Luego abundaremos en ello, pero ahora recojamos los ecos de la fiesta campestre del pasado viernes.
Midsommar en Nääs
Son varios miles de personas las que vienen a esta celebración tradicional del Midsommar (el solsticio de verano), en estas praderas rodeadas de lagos y de los edificios que han albergado desde hace un siglo y medio las actividades de la escuela y los seminarios de Slöjd (“artesanía”, “trabajo manual”) para el profesorado y el alumnado de la enseñanza general básica (grundskola).

Uno de los edificios de la escuela de formación a la pedagogía artesanal de Otto Salomon. Foto R.Puig
El midsommar deja desiertas las calles de las ciudades suecas. Todo el mundo se va al campo a bailar, comer y divertirse al son de la música popular sueca hasta bien entrada esta noche clara del 20 al 21 de junio. Nos reunimos en torno al midsommarstång, cuyo origen es el majstang (palo de mayo) germánico. Los comerciantes alemanes trajeron esta tradición a Suecia para celebrar el reverdecer cíclico de los bosques y la flora. Como tal, sus orígenes son ancestrales y totémicos.
En España, y también en Latinoamérica, la vigilancia eclesial lo cristianizó, convirtiéndolo en la cruz de mayo, aunque, como testimonia un cuadro de Goya, en el que se combina con la cucaña, la cruz cristiana siguió conviviendo con la fiesta pagana.
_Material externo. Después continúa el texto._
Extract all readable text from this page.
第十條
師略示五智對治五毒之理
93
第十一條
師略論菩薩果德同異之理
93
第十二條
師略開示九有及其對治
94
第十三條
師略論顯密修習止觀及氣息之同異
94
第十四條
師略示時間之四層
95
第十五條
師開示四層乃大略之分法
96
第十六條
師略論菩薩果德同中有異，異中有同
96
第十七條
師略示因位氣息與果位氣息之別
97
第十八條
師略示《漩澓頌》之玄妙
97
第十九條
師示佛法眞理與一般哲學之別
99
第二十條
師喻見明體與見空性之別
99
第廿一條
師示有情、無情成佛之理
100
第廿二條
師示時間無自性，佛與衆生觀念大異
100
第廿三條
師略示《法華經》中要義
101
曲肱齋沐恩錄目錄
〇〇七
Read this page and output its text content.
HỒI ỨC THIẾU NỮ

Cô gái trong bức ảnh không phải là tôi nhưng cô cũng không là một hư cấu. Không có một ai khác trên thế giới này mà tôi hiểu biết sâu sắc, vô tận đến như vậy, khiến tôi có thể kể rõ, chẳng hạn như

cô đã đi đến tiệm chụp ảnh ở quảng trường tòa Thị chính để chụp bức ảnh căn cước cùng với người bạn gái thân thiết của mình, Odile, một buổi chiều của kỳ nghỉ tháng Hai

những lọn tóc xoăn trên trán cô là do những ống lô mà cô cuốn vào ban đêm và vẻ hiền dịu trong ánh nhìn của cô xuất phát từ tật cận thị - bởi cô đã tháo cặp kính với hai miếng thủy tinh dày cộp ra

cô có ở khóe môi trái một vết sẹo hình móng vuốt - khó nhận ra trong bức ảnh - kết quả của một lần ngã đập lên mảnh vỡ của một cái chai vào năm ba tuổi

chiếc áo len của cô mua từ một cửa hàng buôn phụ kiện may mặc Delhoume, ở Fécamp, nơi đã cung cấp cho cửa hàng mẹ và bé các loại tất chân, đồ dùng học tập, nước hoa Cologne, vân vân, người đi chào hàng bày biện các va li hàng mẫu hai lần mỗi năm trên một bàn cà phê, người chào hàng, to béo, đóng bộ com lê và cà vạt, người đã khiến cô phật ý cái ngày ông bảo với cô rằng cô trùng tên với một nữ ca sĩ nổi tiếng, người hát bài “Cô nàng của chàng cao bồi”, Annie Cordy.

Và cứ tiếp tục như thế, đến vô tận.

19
Algo bastante conocido ¿o no?
¿Por qué entonces se celebra en Suecia casi a finales de junio?
Por una razón muy sencilla: encontrar una naturaleza plenamente verdeante a principios de mayo en la península escandinava es harto problemático, y bailar al aire libre hasta la noche es harto frío y oscuro.
Así que de fiesta de la plena fertilidad primaveral se trasformó en fiesta de la festividad del verano recién nacido (pero sus rasgos simbólicos siguen mezclados).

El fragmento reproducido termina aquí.